A waitress set a mug of hot chocolate on the table in front of Aria and clucked her tongue. “Wow. You look
cold
.”

“You think?” Aria muttered sarcastically, pressing her hands to the warm mug and willing the waitress to go away. Coldness was exactly why Aria was sitting as close to the fire inside the ski lodge as she could—in fact, she’d climb
into
the fire if she could. Outside, as the snow swirled past the huge overhead lights, tons of skiers zoomed down the slopes, not looking chilly in the slightest. Guys slalomed without hats on. Girls snowboarded in Fair Isle sweaters and jeans. Then again, they probably hadn’t spent hours on their butt, the cold snow soaking through their supposedly high-tech ski gear straight to their sensitive, non-skier skin. Aria was pretty sure even her eyelids were frostbitten.
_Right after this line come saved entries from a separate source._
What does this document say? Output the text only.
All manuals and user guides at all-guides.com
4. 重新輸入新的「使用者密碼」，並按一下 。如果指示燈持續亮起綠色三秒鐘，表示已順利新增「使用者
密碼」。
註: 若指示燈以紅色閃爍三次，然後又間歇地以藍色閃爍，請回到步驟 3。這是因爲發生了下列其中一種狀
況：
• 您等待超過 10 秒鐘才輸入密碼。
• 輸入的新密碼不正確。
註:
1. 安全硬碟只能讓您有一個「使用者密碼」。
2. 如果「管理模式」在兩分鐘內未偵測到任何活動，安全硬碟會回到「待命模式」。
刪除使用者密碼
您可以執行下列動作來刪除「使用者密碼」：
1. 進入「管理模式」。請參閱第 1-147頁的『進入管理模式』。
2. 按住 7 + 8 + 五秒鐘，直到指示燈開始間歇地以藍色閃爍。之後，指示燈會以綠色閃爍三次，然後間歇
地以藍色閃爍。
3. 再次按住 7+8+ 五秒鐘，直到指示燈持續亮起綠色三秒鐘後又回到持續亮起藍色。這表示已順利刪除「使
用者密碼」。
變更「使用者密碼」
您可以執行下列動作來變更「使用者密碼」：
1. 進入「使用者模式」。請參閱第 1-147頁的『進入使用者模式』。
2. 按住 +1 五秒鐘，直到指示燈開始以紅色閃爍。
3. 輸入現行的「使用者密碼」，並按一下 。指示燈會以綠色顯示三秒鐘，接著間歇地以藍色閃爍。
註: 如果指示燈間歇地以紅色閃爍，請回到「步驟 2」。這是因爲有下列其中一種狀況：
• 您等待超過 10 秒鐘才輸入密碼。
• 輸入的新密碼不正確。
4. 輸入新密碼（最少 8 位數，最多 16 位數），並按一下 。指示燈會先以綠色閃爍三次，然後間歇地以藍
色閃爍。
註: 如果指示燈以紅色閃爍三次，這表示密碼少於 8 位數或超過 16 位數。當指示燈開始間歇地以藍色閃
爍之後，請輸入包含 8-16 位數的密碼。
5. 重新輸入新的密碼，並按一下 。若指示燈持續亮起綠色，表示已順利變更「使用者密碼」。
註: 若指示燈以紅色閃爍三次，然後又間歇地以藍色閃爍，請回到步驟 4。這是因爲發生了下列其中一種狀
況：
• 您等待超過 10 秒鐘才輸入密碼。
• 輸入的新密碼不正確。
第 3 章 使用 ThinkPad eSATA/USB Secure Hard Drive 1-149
The evening had been miserable. After Klaudia took off up the lift without Aria, Noel shrugged. “Maybe you’re better off getting a lesson from a real instructor anyway.” Then he deposited Aria at the Ski School and disappeared up the same black diamond slope himself.

Honestly, Aria wasn’t sure why she hadn’t just called it a day right then and there, but she’d somehow had this notion that skiing might be easy; maybe she could quickly learn and join Noel on the hill.
Right.
The beginner lesson was filled with seven- and eight-year-old children. The instructor, a good-natured Australian guy named Connor who kept assuming Aria was one of the kids’ nannies, led them to the bunny slope and taught them how to snowplow. Needless to say, every single one of the kids mastered it way before Aria did. The only time she made it down the bunny slope was when she’d slid down on her butt. Occasionally, she saw Noel and Klaudia swooping by, kicking up lots of snow when they stopped at the bottom of the hill. Neither of them looked in the direction of the bunny slope. Why would they? Why would they want to check to see how the
peikko
was doing?

“There you are!”

Aria looked up just as Noel clomped into the lodge, snow and ice caked on his jacket and ski pants. Klaudia followed him, her cheeks pink and her blond hair still perfectly styled. They both looked breathless and happily exhausted, like they’d just had tons of sex. Aria quickly bit the inside of her cheek and turned away.

Noel’s two brothers, Eric and Christopher, staggered in behind them. “You were amazing out there, Klaudia!” Eric cried when he saw her. “How long have you been skiing?”

“Oh, I
hiihto
before I walk!” Klaudia unzipped her coat.

“Did you guys see her on the moguls?” Noel removed his hat and goggles. “She got amazing air. Everyone on the lifts was cheering like we were at the Olympics.”

“It was good mountain.” Klaudia admitted. “A little easy, maybe, but still fun.”

Aria let out a sarcastic snort, which made everyone stop and stare. Noel walked over and sat down in the studded leather chair next to Aria. “Hey.”